When it comes to boarding and deplaning, airports charge for the use of their rolling staircases, increase the fee for covered steps that limit passengers’ exposure to the elements, tack on more to ferry people in shuttle buses, and consider jet bridges a high-end luxury item. So until some airline figures out how to squeeze more money out of travelers by having them choose their preferred boarding method, low-cost carriers like Ryanair will always provide the cheapest alternative. And by splurging for two open-air stairs, they’re able to board quicker and save money and time at the gate. Especially when passengers are eager to find shelter from the rain.
According to the British Council, the UK’s famous weather doesn’t happen in any particular season. And on this fall day when we were scheduled to fly out of Liverpool, the local weatherman forecasted a monsoon.
As Robie and I clustered with the other travelers preparing to walk outside in a downpour, we seemed the only ones bewildered by the turn of events. All around us people quietly, dutifully donned jackets and hoods to stave off the storm. And once the gate attendant loosed the herd, I pulled out my trusty travel umbrella and dashed toward the metal steps at the back of the plane. As gales whipped the rain from every angle, my small shield failed to keep me dry, and the moment I reached the cover of the cabin, I shook the umbrella like a wet dog.
Drops flew everywhere. On the coffee pot, the cabinet labeled ‘Extra Cups’, the lavatory door, the fuselage ceiling. And on the perky young woman standing in front of me in a knee-length skirt and Ryanair windbreaker.

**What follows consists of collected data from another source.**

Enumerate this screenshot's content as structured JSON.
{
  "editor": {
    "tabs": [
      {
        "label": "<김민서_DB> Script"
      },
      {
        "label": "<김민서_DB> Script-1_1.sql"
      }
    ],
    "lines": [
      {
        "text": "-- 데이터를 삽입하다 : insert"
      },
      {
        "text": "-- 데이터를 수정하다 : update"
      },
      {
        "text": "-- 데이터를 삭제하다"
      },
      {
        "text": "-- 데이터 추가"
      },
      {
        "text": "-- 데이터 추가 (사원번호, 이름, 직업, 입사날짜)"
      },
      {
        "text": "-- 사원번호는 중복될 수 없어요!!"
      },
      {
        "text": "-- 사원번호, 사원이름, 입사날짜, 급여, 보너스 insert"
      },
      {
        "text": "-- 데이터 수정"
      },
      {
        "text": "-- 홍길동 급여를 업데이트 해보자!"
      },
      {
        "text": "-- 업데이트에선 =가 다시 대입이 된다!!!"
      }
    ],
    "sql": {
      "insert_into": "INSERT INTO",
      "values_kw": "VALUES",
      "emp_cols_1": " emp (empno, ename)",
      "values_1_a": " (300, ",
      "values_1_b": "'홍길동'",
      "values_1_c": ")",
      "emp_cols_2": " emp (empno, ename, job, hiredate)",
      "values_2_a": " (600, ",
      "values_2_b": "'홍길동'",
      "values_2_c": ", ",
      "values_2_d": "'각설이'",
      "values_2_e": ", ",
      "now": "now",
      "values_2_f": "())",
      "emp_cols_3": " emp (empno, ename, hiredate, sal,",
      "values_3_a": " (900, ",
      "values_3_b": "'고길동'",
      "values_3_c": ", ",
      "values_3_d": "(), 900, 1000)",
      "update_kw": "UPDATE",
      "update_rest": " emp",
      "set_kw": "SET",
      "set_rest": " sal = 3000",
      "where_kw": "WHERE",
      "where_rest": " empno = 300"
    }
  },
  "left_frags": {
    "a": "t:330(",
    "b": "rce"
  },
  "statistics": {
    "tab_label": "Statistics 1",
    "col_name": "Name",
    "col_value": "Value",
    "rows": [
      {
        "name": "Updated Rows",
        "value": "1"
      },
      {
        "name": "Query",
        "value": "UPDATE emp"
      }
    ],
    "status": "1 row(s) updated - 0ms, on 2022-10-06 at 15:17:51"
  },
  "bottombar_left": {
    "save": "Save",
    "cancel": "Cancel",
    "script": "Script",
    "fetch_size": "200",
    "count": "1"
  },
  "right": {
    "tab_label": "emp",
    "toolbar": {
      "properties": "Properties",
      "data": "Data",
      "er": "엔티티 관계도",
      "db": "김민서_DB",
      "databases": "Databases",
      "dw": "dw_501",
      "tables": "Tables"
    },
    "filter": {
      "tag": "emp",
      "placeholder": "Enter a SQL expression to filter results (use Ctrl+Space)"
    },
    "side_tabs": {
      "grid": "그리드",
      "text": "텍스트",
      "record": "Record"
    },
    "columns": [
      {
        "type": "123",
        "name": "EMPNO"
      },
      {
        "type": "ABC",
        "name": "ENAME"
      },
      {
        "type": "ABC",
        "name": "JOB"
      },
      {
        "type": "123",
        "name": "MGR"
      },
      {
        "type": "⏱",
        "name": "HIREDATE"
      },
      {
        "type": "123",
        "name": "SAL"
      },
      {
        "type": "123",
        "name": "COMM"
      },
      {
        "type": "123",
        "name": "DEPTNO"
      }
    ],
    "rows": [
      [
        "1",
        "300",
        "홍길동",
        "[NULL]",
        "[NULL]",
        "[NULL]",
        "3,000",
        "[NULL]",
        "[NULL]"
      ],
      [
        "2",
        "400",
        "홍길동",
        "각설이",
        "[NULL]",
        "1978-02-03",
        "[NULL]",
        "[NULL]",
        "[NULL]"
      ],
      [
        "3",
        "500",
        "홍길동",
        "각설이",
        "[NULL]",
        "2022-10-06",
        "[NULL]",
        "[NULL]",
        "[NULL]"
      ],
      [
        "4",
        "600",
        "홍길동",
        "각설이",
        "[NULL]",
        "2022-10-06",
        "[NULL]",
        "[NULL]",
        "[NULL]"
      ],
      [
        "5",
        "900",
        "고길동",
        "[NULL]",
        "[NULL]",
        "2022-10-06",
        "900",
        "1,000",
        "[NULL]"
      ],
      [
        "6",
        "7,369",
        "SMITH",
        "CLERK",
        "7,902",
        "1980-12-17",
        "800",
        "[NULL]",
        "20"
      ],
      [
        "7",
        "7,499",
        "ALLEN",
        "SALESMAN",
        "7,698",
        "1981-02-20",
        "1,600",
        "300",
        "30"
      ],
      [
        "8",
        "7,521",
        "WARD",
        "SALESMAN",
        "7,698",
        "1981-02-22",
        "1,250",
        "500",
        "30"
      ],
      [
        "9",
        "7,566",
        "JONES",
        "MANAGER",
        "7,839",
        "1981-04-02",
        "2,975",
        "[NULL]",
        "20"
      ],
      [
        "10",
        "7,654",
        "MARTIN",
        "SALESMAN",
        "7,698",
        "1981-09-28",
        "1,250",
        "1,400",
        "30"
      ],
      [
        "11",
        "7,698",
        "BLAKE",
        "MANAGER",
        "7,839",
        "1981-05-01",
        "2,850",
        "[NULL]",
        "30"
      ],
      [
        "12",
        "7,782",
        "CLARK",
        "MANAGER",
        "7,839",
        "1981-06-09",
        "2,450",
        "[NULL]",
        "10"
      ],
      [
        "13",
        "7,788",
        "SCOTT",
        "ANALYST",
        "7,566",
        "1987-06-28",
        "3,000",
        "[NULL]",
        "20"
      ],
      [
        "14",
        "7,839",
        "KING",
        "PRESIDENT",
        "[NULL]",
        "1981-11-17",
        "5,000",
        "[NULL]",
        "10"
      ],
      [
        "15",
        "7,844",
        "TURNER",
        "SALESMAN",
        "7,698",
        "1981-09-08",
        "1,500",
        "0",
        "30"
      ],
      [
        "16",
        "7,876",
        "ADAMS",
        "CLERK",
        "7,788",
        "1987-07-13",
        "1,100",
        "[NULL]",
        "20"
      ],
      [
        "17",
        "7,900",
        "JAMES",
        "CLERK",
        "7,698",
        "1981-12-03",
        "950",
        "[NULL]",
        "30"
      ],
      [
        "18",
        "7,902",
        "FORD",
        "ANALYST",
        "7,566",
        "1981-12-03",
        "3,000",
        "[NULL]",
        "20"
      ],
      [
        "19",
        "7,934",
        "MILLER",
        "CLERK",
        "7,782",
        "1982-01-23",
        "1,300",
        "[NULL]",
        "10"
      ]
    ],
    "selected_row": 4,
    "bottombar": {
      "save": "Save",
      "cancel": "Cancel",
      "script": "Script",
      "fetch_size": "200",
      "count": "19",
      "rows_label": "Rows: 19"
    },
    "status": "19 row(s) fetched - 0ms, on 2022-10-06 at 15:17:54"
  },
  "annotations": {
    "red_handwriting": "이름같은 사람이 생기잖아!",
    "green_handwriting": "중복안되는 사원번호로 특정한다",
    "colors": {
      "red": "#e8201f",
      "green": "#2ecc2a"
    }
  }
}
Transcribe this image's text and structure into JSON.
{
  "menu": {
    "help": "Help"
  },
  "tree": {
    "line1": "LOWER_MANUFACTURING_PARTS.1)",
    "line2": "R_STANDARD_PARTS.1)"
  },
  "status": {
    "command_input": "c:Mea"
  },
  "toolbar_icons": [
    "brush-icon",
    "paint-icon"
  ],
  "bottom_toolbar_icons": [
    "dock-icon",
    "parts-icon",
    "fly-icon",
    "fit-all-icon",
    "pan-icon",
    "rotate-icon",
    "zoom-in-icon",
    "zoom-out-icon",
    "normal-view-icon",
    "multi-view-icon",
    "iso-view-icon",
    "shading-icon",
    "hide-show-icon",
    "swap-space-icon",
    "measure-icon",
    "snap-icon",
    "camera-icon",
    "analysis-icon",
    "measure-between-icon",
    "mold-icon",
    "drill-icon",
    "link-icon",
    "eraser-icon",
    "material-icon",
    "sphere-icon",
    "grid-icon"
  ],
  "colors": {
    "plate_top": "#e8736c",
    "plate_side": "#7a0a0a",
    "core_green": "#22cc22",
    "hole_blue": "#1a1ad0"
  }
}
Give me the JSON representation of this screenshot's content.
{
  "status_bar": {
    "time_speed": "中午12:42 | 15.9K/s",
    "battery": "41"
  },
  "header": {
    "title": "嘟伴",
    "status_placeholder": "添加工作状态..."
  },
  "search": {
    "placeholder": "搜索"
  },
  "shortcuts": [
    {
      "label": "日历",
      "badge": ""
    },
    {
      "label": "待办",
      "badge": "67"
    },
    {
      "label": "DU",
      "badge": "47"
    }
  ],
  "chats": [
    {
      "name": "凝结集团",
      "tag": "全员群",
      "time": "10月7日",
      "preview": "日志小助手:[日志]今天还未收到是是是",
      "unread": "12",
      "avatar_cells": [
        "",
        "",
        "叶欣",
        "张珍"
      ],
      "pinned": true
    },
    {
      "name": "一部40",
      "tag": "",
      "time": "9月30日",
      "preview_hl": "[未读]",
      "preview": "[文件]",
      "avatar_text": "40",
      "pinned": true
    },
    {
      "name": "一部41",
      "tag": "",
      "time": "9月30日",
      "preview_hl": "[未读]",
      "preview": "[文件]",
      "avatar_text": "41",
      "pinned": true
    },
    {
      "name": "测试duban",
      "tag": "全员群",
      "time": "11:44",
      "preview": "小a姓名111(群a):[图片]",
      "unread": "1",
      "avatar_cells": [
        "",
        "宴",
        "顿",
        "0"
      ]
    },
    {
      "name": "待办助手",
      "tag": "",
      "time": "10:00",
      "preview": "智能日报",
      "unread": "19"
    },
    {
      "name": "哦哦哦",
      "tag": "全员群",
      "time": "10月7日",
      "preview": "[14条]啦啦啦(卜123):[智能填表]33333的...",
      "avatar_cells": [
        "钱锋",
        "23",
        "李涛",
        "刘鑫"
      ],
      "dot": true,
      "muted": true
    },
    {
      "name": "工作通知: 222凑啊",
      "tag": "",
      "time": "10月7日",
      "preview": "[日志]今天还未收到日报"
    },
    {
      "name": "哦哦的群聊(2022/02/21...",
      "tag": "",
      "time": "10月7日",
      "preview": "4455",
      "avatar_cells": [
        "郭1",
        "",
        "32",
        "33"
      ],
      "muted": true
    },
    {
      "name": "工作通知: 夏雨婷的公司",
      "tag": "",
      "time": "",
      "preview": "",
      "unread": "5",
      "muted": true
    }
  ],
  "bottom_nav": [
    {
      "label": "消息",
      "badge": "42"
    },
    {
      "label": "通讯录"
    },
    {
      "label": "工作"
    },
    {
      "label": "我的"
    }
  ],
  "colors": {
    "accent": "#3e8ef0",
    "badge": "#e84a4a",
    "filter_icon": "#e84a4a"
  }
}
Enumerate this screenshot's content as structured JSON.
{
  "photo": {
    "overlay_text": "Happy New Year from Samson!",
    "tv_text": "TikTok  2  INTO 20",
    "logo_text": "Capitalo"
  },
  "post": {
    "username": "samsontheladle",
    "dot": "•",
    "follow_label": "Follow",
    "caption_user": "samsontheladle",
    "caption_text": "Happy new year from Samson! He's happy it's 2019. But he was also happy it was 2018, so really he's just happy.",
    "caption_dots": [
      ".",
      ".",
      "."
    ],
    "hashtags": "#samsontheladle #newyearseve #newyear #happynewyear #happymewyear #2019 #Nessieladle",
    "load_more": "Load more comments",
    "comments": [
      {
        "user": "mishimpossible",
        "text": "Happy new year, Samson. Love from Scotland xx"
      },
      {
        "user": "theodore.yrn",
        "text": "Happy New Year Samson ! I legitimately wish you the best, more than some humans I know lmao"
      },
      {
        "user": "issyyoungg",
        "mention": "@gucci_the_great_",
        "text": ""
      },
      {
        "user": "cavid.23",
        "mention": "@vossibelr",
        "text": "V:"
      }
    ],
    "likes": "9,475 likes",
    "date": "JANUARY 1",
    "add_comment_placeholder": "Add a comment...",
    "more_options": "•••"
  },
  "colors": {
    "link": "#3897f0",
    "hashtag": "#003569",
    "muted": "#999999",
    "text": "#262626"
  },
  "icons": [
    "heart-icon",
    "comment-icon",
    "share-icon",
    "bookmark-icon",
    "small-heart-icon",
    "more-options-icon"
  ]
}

“In America we use jet bridges,” I explained. Then hoping to learn what to do next time, I added, “So, what is proper etiquette for boarding the plane in a deluge?”
Unfortunately, the drenched woman didn’t have time to respond. With the press of wet passengers pushing from behind, I was quickly forced down the aisle and only glimpsed her outstretched arm reaching for a stack of cocktail napkins. Still, it was more than I had to dry off.
When I found my “allocated” middle seat, it was wedged between two large passengers with no access to an armrest. The seatback button didn’t work, and the tray table looked like it had been broken since Tony Blair was prime minister. Yet this was exactly what I expected from low-cost carrier, Ryanair.
Getting soaked to board the plane was not.

So Ryanair was cheap, but at least they tried to make up for it by being rude also!